2099 is an excellent example of a prolific author like Manjula Padmanabhan using science fiction for social commentary. Her take on what the end of this century could very well look like attempts to answer those questions that we, as humanity, desperately need to address.
Sitaram Desai, a researcher and the scion of third cousins from Mahatma Gandhi’s bloodline, has just managed to invent a toxin from a vial of ashes belonging to the greatest man the Indian subcontinent has ever seen. The Gandhi-toxin, when diffused through the blood, has the ability to disarm aggression vectors in mammalian brains. Of course, if mass-administered, it can cause catastrophic pacifism and widespread loss of competitive urge—a formidable weapon indeed.

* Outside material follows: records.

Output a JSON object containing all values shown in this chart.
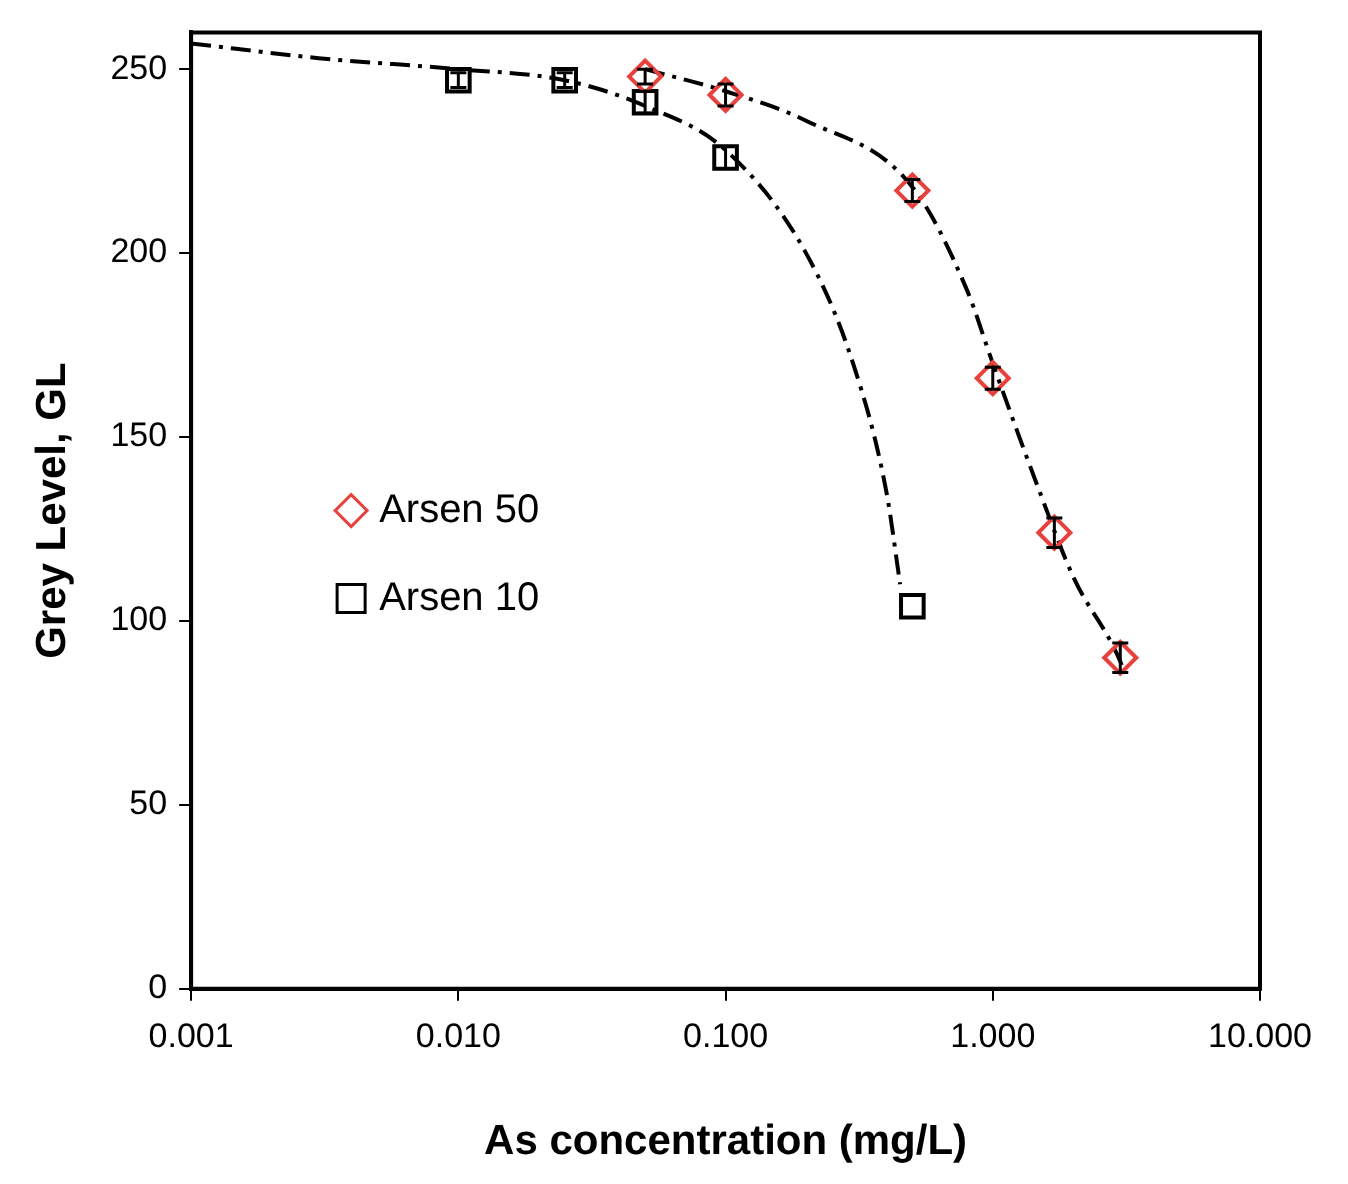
{
  "chart_data": {
    "type": "scatter",
    "xlabel": "As concentration (mg/L)",
    "ylabel": "Grey Level, GL",
    "log": "x",
    "xlim": [
      0.001,
      10
    ],
    "xticks": [
      {
        "value": 0.001,
        "label": "0.001"
      },
      {
        "value": 0.01,
        "label": "0.010"
      },
      {
        "value": 0.1,
        "label": "0.100"
      },
      {
        "value": 1,
        "label": "1.000"
      },
      {
        "value": 10,
        "label": "10.000"
      }
    ],
    "ylim": [
      0,
      260
    ],
    "yticks": [
      0,
      50,
      100,
      150,
      200,
      250
    ],
    "grid": false,
    "legend": "left",
    "series": [
      {
        "name": "Arsen 50",
        "color": "#e8413c",
        "marker": "diamond",
        "x": [
          0.05,
          0.1,
          0.5,
          1,
          1.7,
          3
        ],
        "values": [
          248,
          243,
          217,
          166,
          124,
          90
        ],
        "errors": [
          2,
          3,
          3,
          3,
          4,
          4
        ]
      },
      {
        "name": "Arsen 10",
        "color": "#000000",
        "marker": "square",
        "x": [
          0.01,
          0.025,
          0.05,
          0.1,
          0.5
        ],
        "values": [
          247,
          247,
          241,
          226,
          104
        ],
        "errors": [
          2,
          2,
          3,
          3,
          null
        ]
      },
      {
        "type": "line",
        "color": "#000000",
        "marker": "none",
        "line_style": "dashed",
        "x": [
          0.001,
          0.003,
          0.01,
          0.025,
          0.05,
          0.1,
          0.2,
          0.3,
          0.4,
          0.45
        ],
        "values": [
          257,
          253,
          250,
          247,
          240,
          228,
          200,
          170,
          135,
          110
        ]
      },
      {
        "type": "line",
        "color": "#000000",
        "marker": "none",
        "line_style": "dashed",
        "x": [
          0.05,
          0.1,
          0.2,
          0.5,
          0.8,
          1,
          1.5,
          2,
          3,
          3.1
        ],
        "values": [
          250,
          244,
          236,
          218,
          190,
          170,
          135,
          112,
          89,
          86
        ]
      }
    ]
  }
}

Aidid and Isabella, Supreme Commanders at United Gene Heritage, are aware of the threats, which is why they launch a mass release of the toxin through specially engineered mosquitos that can even cross enemy lines. However, no one has ever managed to predict the long-term effects of genetic manipulation and it looks like the Supreme Commanders are in for a supreme surprise.
Science fiction often manages to look closely at present-day issues through a fairly made-up world. In Gandhi-toxin, Manjula Padmanabhan cleverly uses her literary prowess to build a dystopian—although not entirely unbelievable—near future to make a point about the world we live in today. Funny and incisive, this short read is for anyone who’s ever wondered about the future of our world.